Friday, Rob Maness qualified to run for the U.S. Senate against Bill Cassidy, Mary Landrieu and six other candidates for the seat Landrieu currently holds.
Why he did that is something we should question. Because while it’s been obvious for some time that Maness has no road to victory remaining, the circumstances surrounding his qualifying are such that it’s quite apparent he should have packed in his campaign.
There is an FEC filing dated August 15 from the Maness campaign – it’s a 48-hour notice required by the FEC to campaigns at this point in the cycle – which shows the Maness campaign with only $11,000 in the bank. (UPDATE: now that link is apparently down, which is interesting. We’ve asked the FEC to explain).

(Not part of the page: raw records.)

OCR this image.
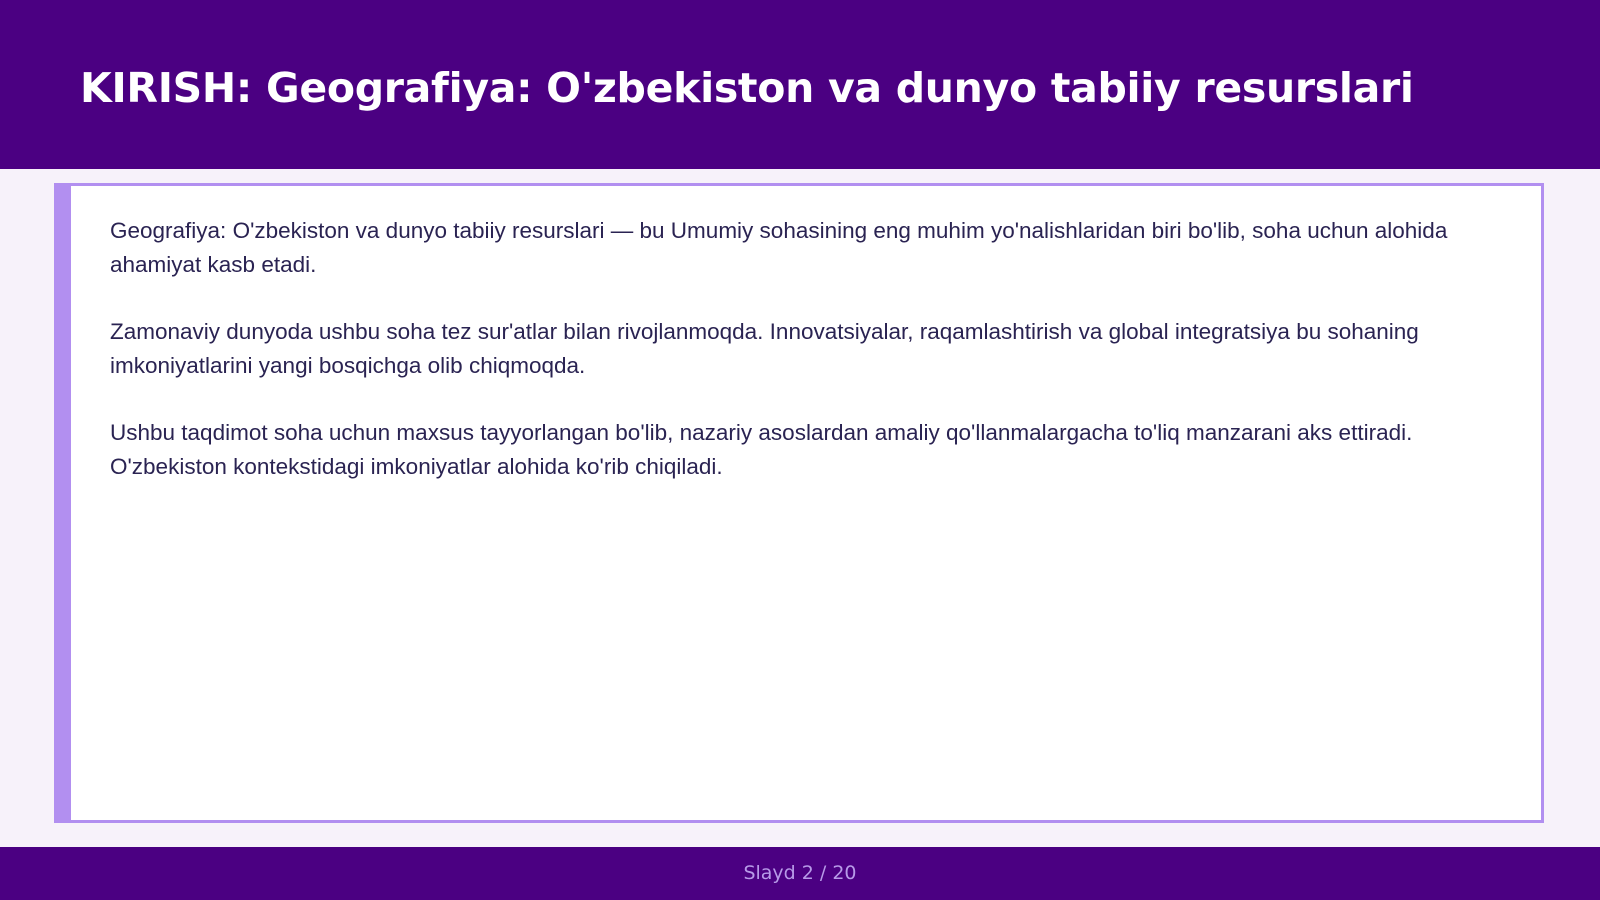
KIRISH: Geografiya: O'zbekiston va dunyo tabiiy resurslari

Geografiya: O'zbekiston va dunyo tabiiy resurslari — bu Umumiy sohasining eng muhim yo'nalishlaridan biri bo'lib, soha uchun alohida ahamiyat kasb etadi.

Zamonaviy dunyoda ushbu soha tez sur'atlar bilan rivojlanmoqda. Innovatsiyalar, raqamlashtirish va global integratsiya bu sohaning imkoniyatlarini yangi bosqichga olib chiqmoqda.

Ushbu taqdimot soha uchun maxsus tayyorlangan bo'lib, nazariy asoslardan amaliy qo'llanmalargacha to'liq manzarani aks ettiradi. O'zbekiston kontekstidagi imkoniyatlar alohida ko'rib chiqiladi.

Slayd 2 / 20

(ANOTHER UPDATE: We’ve obtained a copy of the report from someone who downloaded it on Friday. View it here.)
Which is an alarmingly small number, considering that the FEC report in question shows Maness’ campaign has a substantially high burn rate and a sizable list of vendors to pay. They’re going to run out of money within a month – or by the end of this month – at the rate they’re going.
Let’s recognize that Maness reported $314,000 in the bank at the end of the 2nd quarter. In the August 2 pre-primary filing the campaign showed $196,000 in the bank. Now it shows $11,000.
No money, no campaign.
The disclosure is bad enough, but the circumstances surrounding Maness’ qualifying last week were worse.
Maness had announced an effort a couple of months ago that as part of his presentation of himself as #OneOfUs, he would qualify by petition rather than paying the fee at the Secretary of State’s office. To do that, a statewide candidate in Louisiana would need 5,000 signatures or more on his petition – and the 5,000 have to be further qualified in that the candidate also needs 1/6th of that number, or 833 signatures, from each of the state’s six congressional districts.
Except on Friday, Maness qualified with a check. He couldn’t get the signatures and in fact the Secretary of State’s office says he barely was able to get half that many. The Maness campaign said they had them but couldn’t get them all certified in time. Believe what you want to believe, but if you’re going to win – or even make the runoff – in a statewide election where 2.9 million registered voters make up the electorate you really ought to be able to find a little over 800 people in each of six congressional districts willing to sign a petition to put you on a ballot.
And you really ought to have more than $11,000 in your coffers two and a half months out from Election Day.
What Maness ought to do is get out of the race. His campaign has run its course and he’s out of money, and for a year’s worth of running for office he can’t even generate enough interest to satisfy a simple ballot petition. There is this fear out there among Cassidy supporters that Maness could siphon away votes from the congressman and allow Landrieu to sneak past the 50 percent mark, but that doesn’t really look like it’s very possible as of right now. Which is not to say that the Senate race won’t go to December; it probably will. But at this point it really doesn’t matter.
Maness doesn’t have anything to show for all that effort and money spent on this Senate race. If he was going to get traction it would have happened by now. But he isn’t. And to keep his race going he’s going to have to rely on large infusions of cash from out-of-state groups like the Senate Conservatives Fund – but SCF’s July 31 filing showed that it was down to about $195,000 in cash in the bank. That isn’t the checkbook by which SCF would fund Maness; they would instead raise money for him. But when they have less than $200,000 in their own account after raising over $2 million this year it’s a good indication they’re mostly done with this cycle.
So now it’s time to evaluate what the purpose of continuing is, and what he can get out of having run this race. Maness’ message, if you strip away all of the Cassidy-is-just-like-Landrieu stuff that nobody seems to have bought, has been relatively sellable conservative fare, and his personal story is a pretty good one. He’s made a positive impression on a number of conservative activists around the state and while he wasn’t able to get endorsements from any elected public officials around the state he has managed to build some relationships that could be productive for him in the future.
In short, Maness could leverage the work he’s put in as a Senate candidate into something he could run for next year. No, he won’t be a Senator and no, he won’t be governor. But there are other races out there. There are state legislative races, including a number of open seats in St. Tammany Parish where he lives. There are some down-ballot statewide races in which the incumbent could be perhaps successfully challenged.
There could be an opportunity for Maness to have a political future in Louisiana.
But carrying on a dead-end campaign, which this increasingly appears to be, is going to kill that future. All Maness is going to do now is irritate people who might support him in the future. He hasn’t supplanted Cassidy and it’s pretty clear he’s not going to.
If he can recognize that, get out and help unify the anti-Landrieu vote he’ll end up a hero – and he might find a lot more support from the folks his supporters have attacked as “establishment” types in the future should he continue to pursue political ambitions.
It’s his call, but reality is descending.